Trump denied he was mocking Kovaleski, who met the businessman about a dozen times when he covered his career in the 1980s.
Chris Glaros, whose daughter is shown smiling in a wheelchair, says the incident exposed Trump’s soul. “It showed me his heart, and I didn’t like what I saw,” he says.
The ad is the third one aired by Priorities USA Action, a super PAC backing Clinton, Trump’s likely Democratic rival. The previous two highlighted Trump’s attitudes toward women, including such derogatory remarks as, “A person that is flat-chested is very hard to be a 10.”
Those spots ran in Ohio, Florida, Virginia and Nevada. The new one will run in those states, and in Iowa, New Hampshire and Colorado, the group said.

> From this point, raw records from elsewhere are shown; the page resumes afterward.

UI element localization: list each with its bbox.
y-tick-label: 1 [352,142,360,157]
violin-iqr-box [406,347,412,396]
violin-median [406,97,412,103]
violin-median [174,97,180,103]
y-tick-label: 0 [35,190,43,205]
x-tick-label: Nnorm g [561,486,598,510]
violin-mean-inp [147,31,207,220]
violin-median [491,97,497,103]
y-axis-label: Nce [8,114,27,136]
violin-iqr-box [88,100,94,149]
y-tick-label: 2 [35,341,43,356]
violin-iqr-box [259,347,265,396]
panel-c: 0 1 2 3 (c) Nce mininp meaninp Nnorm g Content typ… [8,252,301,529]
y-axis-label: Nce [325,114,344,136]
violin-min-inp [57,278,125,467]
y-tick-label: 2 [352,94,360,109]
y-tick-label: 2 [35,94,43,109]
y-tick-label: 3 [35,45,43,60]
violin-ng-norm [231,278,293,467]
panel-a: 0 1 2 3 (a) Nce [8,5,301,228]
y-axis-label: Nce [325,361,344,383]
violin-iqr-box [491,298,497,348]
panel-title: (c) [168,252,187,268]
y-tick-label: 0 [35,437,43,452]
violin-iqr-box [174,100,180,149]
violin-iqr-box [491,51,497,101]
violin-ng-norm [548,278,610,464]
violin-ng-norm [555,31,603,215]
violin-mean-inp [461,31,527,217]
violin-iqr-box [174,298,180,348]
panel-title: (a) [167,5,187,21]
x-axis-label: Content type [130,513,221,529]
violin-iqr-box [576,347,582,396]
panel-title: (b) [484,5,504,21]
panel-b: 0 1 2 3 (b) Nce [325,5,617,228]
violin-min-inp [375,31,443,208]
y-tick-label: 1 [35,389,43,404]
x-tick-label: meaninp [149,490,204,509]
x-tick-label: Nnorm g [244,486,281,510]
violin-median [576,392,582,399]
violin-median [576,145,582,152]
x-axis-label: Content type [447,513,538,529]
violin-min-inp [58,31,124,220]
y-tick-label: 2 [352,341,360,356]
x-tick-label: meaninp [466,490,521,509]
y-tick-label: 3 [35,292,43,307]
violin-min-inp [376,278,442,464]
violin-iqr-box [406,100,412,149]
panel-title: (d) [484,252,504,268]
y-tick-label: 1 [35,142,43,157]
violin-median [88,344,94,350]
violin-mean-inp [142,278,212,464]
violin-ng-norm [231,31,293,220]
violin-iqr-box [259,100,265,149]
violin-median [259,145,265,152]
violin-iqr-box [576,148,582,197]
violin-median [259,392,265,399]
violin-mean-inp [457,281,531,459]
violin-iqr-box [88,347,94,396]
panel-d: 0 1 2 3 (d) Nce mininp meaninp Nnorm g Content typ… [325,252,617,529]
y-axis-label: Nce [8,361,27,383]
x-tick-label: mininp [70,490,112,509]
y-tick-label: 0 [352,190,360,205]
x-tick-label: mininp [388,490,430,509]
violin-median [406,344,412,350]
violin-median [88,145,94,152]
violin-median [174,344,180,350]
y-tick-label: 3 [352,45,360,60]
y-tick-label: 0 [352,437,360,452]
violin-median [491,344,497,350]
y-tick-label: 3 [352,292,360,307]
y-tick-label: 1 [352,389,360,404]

By the time the GOP convention in Cleveland starts in six weeks, Priorities USA says, it will have spent $26 million on ads attacking Trump’s character.
The spots could be especially harmful to Trump because his campaign and the handful of super PACs that back him have not responded with major ad buys that counter the attacks with a positive portrayal of him.
Priorities USA took a similar approach in battleground states at this stage of President Barack Obama’s reelection campaign four years ago. The group aired spots that successfully defined his GOP challenger Mitt Romney early on as a ruthless plutocrat who enriched himself at the expense of average American workers.